Burgess suggested ways to coexist with sharks.
“For starters, avoid swimming at dawn and dusk, when sharks tend to feed. Stick together in groups and stay out of the water during and after storms. Aside from dangerous surf and rip currents, decreased water visibility can confuse sharks, prompting mistaken-identity bites.
“Do not swim near seals, where fishing is occurring, or near other things that sharks find tasty. Sharks can sniff out blood, so don't swim with open wounds. And, leave your bling on the beach — sharks are curious about bright, shiny objects, so don't lure them with baubles.”

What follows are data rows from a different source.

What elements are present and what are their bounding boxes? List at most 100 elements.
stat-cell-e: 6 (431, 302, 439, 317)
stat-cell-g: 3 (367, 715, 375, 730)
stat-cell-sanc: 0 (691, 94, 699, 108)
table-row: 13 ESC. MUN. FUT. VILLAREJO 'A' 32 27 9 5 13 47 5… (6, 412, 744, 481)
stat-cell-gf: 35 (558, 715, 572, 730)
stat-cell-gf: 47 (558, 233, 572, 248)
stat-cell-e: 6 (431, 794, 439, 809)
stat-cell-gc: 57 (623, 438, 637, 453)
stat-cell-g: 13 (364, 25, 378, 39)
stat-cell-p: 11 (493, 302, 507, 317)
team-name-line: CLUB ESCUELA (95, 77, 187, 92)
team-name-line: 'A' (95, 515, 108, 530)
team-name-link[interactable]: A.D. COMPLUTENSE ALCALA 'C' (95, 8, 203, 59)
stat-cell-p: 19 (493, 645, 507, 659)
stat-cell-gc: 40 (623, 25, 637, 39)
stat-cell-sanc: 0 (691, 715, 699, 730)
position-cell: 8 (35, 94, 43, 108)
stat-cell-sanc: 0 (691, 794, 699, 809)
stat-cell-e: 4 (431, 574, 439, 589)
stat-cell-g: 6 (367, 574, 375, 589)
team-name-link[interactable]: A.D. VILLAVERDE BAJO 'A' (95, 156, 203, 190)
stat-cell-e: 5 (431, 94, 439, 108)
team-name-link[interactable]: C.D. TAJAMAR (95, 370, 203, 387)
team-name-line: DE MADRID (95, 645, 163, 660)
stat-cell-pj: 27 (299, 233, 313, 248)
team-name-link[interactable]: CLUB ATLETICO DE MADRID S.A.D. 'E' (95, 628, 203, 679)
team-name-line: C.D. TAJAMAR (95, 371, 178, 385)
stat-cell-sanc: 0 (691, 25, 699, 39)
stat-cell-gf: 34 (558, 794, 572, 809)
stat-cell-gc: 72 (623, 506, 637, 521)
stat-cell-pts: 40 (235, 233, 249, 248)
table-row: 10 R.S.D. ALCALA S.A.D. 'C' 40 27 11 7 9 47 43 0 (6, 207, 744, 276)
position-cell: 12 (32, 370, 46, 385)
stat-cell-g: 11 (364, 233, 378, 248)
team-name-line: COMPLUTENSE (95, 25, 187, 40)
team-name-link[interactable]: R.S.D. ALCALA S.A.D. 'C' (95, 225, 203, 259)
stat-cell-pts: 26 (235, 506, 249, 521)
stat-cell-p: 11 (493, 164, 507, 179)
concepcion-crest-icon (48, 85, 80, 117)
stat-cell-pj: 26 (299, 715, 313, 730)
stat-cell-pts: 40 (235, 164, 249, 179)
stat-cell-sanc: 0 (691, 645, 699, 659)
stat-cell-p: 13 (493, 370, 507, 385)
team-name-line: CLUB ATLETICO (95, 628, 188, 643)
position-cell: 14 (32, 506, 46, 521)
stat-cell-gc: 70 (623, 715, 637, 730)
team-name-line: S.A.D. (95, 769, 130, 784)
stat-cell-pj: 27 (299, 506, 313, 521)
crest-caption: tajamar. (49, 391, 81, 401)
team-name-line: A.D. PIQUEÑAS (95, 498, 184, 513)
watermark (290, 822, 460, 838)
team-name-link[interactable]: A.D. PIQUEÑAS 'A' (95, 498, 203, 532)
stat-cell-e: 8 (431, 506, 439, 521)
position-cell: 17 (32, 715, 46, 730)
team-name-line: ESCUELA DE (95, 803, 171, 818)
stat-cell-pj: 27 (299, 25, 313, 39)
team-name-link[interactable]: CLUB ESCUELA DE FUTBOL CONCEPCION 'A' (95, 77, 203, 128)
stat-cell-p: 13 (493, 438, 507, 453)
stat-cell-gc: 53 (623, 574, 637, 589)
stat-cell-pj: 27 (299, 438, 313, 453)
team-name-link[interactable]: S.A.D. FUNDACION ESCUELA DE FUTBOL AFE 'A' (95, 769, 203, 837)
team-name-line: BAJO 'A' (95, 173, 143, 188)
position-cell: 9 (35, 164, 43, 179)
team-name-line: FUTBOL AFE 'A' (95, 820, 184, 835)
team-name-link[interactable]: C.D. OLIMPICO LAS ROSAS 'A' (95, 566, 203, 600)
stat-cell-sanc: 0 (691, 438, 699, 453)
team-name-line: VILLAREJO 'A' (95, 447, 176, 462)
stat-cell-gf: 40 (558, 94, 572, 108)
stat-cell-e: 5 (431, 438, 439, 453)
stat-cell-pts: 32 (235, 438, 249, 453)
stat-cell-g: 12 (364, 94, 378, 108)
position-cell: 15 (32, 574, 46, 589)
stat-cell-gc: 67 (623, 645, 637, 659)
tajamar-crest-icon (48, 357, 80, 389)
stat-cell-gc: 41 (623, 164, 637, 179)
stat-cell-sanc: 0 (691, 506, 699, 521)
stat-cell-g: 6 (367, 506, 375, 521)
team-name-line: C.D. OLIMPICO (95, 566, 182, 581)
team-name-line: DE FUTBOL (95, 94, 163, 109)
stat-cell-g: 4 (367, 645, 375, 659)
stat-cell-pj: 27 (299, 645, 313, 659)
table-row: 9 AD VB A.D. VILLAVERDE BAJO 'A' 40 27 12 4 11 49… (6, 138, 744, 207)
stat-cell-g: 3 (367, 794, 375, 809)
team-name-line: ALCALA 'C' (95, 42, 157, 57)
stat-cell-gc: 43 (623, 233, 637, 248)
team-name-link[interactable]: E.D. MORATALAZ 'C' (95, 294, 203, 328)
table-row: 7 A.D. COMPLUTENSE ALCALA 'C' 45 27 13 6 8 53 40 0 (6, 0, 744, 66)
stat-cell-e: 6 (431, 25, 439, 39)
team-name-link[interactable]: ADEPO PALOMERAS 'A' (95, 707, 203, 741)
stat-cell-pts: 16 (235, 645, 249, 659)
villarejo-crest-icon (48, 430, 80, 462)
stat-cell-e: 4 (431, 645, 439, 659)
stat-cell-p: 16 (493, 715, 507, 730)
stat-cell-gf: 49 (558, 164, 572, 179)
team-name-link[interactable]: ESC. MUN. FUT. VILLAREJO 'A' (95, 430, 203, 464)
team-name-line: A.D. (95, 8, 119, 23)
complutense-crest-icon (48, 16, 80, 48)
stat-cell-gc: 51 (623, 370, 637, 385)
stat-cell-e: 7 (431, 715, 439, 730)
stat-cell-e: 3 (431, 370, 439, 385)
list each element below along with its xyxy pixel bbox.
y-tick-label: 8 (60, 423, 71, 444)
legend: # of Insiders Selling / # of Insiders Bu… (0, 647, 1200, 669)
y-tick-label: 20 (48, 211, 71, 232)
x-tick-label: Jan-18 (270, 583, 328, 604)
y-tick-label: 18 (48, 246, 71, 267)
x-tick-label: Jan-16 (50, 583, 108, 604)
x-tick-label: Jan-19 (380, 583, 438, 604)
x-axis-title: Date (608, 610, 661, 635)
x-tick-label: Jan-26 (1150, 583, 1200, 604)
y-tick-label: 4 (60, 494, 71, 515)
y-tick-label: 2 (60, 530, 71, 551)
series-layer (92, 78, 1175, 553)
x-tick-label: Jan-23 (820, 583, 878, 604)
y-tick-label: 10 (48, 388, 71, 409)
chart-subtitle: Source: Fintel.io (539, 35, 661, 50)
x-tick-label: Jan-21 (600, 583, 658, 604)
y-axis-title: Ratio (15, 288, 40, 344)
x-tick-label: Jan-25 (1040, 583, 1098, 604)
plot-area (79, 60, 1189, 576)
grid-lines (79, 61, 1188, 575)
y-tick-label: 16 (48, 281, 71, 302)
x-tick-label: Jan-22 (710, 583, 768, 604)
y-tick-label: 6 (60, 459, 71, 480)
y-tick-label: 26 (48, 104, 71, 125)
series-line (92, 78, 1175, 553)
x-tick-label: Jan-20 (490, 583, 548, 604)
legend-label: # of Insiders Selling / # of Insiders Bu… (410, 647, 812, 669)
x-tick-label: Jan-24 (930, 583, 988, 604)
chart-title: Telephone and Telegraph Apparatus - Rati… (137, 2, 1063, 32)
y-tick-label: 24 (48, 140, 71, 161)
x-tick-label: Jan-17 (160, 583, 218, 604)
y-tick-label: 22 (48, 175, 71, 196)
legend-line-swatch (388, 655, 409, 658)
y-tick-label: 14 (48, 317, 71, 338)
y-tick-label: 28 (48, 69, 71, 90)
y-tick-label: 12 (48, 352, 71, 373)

He noted that in some localities, such as Orange County, California, authorities have started to test drones. “Officials should keep swimmers far apart from pier and beach fishermen,” he said.
This is good advice. A few weeks ago I was diving near a charter fishing boat on Snapper Reef. I saw a nurse shark, a usually very docile creature, swimming rapidly in circles looking for the source of the food. It ignored me but was certainly very excited.
Reports of shark attacks suggest better survival outcomes when the person being attacked fights back and if there is immediate first aid available. Having a plan in place also helps.
As I wrote in a previous column, I was mistakenly bumped into by a 13-foot hammerhead shark. I discouraged it by pushing it on the nose with a large camera. It swam away deciding I wasn’t a good lunch after all.
As a diver who spends many days in the waters off the Keys, I was interested to learn that most shark attacks occur in Northeast Florida with only one reported in the Keys since records began in 1882. http://www.flmnh.ufl.edu/fish/sharks/statistics/gattack/mapfl.htm
But, even in the Keys, which are not known for shark attacks, you should be aware of local conditions and hazards including the presence of large dangerous sharks (white, tiger and bull sharks, which all have teeth designed to shear rather than hold) before entering the water. See: http://www.alertdiver.com/Myths_and_Truths_About_Sharks,
Don Rhodes, in addition to a career in government affairs, has taught scuba for 28 years. He and his wife retired to Tavernier four years ago, where he works as an instructor for Conch Republic Divers.